He robado el nombre de mi madre hasta el domingo. Me temo que desde que me han dado los billetes hasta el domingo pasaré a ser Rosa Cano. Además, he perdido la miniguía que tenía de Lisboa, era de esas de Lonely Planet de fin de semana que dieron con El País.
Vine un poquito más tarde de lo previsto, pero no podía decirle que no a nuestro chófer. Me pidió que esperase un cuarto de hora para que llegase Yvonne Yonnet. Los Yonnet son los ganaderos más conocidos de Francia. Nuestro primer encuentro ha sido agradable.
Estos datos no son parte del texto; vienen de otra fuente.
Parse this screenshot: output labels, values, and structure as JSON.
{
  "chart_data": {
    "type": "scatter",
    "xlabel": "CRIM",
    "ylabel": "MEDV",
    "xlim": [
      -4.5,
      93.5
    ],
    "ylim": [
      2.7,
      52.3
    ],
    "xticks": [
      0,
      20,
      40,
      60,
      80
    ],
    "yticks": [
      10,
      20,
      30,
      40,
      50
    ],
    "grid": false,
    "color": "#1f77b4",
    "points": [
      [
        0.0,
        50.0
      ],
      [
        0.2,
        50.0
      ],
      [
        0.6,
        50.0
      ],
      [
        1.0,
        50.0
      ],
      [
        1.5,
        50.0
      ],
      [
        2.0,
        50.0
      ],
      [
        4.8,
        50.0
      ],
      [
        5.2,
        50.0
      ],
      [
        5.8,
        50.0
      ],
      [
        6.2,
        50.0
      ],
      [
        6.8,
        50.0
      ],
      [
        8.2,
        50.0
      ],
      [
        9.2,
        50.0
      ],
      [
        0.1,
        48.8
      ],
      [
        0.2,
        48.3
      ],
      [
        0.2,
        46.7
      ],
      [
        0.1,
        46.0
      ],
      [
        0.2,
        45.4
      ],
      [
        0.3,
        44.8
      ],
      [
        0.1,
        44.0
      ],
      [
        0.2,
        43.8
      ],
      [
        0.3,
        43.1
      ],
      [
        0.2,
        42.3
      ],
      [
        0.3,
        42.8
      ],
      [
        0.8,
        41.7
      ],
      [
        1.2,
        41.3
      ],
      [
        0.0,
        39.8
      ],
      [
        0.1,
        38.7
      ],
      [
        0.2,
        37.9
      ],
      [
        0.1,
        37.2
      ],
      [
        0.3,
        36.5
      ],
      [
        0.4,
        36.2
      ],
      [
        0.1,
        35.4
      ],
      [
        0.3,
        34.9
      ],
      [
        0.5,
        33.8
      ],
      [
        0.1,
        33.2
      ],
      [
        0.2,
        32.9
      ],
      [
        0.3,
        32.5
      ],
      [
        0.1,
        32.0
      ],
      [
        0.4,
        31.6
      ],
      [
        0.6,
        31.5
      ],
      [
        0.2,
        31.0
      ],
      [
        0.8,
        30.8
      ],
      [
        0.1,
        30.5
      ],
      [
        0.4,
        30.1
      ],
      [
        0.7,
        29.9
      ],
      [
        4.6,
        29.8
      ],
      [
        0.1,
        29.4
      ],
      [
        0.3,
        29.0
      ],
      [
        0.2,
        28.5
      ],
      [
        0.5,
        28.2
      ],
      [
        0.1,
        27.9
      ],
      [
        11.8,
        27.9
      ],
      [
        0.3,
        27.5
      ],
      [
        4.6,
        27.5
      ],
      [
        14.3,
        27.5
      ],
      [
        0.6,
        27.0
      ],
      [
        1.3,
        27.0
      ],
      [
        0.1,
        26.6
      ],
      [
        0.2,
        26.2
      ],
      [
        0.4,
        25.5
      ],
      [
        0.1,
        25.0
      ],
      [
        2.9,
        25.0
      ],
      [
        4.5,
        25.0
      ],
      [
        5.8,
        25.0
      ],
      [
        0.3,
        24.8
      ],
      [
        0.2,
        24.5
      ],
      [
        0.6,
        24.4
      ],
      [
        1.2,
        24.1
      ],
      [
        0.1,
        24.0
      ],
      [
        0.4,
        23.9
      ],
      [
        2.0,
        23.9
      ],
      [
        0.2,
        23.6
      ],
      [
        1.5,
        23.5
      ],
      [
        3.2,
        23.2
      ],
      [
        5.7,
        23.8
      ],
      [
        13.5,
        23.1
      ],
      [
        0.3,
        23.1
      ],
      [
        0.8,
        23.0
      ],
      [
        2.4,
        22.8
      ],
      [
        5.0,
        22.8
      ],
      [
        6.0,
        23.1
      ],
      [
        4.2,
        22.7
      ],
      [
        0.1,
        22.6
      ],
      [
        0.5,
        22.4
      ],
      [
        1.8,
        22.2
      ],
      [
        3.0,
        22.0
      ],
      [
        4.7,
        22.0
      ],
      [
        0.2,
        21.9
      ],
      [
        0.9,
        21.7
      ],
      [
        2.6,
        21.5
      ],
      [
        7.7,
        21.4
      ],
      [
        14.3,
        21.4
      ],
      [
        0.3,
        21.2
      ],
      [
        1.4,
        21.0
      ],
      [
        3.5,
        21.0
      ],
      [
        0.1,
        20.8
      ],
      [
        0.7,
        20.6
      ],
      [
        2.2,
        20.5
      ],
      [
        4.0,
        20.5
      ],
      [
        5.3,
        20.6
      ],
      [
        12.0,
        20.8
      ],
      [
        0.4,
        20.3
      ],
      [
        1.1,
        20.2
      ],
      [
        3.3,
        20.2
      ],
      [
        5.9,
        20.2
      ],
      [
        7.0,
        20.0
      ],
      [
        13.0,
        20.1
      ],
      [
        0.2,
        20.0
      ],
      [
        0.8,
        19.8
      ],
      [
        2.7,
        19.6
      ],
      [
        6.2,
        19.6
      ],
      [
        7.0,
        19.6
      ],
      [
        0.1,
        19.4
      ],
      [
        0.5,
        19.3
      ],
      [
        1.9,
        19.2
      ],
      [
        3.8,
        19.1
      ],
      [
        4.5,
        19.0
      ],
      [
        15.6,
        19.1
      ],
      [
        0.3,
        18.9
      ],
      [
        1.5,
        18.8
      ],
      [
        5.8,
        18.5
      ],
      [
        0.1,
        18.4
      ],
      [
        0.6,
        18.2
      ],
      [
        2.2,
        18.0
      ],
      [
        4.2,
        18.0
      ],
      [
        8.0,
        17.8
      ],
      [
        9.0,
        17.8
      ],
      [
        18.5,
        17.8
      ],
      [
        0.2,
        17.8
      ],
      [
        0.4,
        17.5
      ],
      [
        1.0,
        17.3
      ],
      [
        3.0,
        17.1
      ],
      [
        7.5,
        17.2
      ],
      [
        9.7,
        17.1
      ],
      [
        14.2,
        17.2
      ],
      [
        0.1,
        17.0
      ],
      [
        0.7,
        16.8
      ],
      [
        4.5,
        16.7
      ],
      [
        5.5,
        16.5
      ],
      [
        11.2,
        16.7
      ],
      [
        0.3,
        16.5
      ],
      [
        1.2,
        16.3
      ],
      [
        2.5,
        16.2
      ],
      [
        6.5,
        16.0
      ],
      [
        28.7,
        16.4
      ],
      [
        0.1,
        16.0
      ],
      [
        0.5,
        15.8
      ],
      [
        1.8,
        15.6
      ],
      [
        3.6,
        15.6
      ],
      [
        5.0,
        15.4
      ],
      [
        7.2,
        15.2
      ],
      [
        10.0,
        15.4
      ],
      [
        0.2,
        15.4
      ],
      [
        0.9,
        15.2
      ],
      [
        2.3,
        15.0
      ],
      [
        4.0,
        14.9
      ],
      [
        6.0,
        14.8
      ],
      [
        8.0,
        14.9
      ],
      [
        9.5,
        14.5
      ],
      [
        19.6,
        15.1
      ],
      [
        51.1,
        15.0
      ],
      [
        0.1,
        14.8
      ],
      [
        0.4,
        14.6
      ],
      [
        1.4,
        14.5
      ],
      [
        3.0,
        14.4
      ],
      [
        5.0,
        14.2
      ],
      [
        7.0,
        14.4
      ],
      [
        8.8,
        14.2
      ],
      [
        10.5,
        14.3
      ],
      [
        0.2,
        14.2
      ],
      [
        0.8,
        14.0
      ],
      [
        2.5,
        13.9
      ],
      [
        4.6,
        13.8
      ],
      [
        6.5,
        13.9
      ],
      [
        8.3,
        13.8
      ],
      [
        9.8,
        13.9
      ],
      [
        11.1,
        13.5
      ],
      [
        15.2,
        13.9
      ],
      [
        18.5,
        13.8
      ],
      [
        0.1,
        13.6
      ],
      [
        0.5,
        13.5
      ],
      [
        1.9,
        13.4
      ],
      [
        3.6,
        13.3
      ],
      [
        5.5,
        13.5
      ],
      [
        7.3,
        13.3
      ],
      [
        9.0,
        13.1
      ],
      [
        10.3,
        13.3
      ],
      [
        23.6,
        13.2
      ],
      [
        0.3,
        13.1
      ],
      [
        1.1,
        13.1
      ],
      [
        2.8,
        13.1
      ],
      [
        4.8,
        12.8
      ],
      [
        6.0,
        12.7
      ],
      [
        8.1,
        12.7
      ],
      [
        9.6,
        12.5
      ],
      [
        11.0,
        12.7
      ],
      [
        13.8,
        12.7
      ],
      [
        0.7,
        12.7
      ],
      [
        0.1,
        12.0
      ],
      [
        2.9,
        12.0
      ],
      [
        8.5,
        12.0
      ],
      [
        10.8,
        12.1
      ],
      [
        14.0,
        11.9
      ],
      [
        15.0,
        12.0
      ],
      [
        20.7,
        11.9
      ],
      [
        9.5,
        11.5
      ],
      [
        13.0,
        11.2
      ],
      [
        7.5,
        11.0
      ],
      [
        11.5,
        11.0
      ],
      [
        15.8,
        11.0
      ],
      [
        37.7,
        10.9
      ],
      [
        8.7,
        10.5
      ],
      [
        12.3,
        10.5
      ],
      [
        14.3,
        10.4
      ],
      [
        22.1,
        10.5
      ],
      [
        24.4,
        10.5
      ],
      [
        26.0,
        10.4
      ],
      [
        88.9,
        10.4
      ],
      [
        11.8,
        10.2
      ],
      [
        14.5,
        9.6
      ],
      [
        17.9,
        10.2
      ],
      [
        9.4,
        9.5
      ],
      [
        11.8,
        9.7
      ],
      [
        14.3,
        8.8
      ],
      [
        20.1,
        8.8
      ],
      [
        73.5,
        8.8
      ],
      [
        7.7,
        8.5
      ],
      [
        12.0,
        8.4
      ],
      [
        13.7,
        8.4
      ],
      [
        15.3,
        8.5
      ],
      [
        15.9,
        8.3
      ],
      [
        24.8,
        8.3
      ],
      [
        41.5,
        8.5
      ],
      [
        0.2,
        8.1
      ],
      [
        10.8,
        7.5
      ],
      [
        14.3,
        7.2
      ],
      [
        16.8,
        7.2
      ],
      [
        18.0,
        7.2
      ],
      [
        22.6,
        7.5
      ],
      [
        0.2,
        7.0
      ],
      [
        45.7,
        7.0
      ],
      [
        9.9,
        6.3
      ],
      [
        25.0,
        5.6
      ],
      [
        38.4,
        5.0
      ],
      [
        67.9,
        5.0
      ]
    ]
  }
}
Al llegar a la recepción no nos terminamos de orientar. Sólo sabíamos que a las seis un minibús nos llevaba para tomar el siguiente vuelo junto a tres personas. Como a ellos también les habían cambiado el apellido tuve que pensar un ratillo. Sólo veíamos tres referencias: Sra. Pulido, Sr. Mateo y Sr. García. Mañana a las seis de la mañana, con ojeras galopantes podreis encontrar en recepción a Carmen Tarruella Pulido ("Mimi, la mujer de Esplá), el propio Luis Francisco Esplá Mateo y Victorino Martín García junto a Yvonne y quien firma este blog.
Escribo con el wifi precario del hotel Roma . Desde la ventana, en el noveno piso, veo la última aberración del arquitecto Bofill y un trocito de la plaza de toros de Campo Pequenho. Está algo lluvioso. Si mañana amanece claro, haré alguna foto desde la ventana. Otra opción es que ni siquiera haya amanecido al salir de aquí. A las seis salimos hacia el aeropuerto.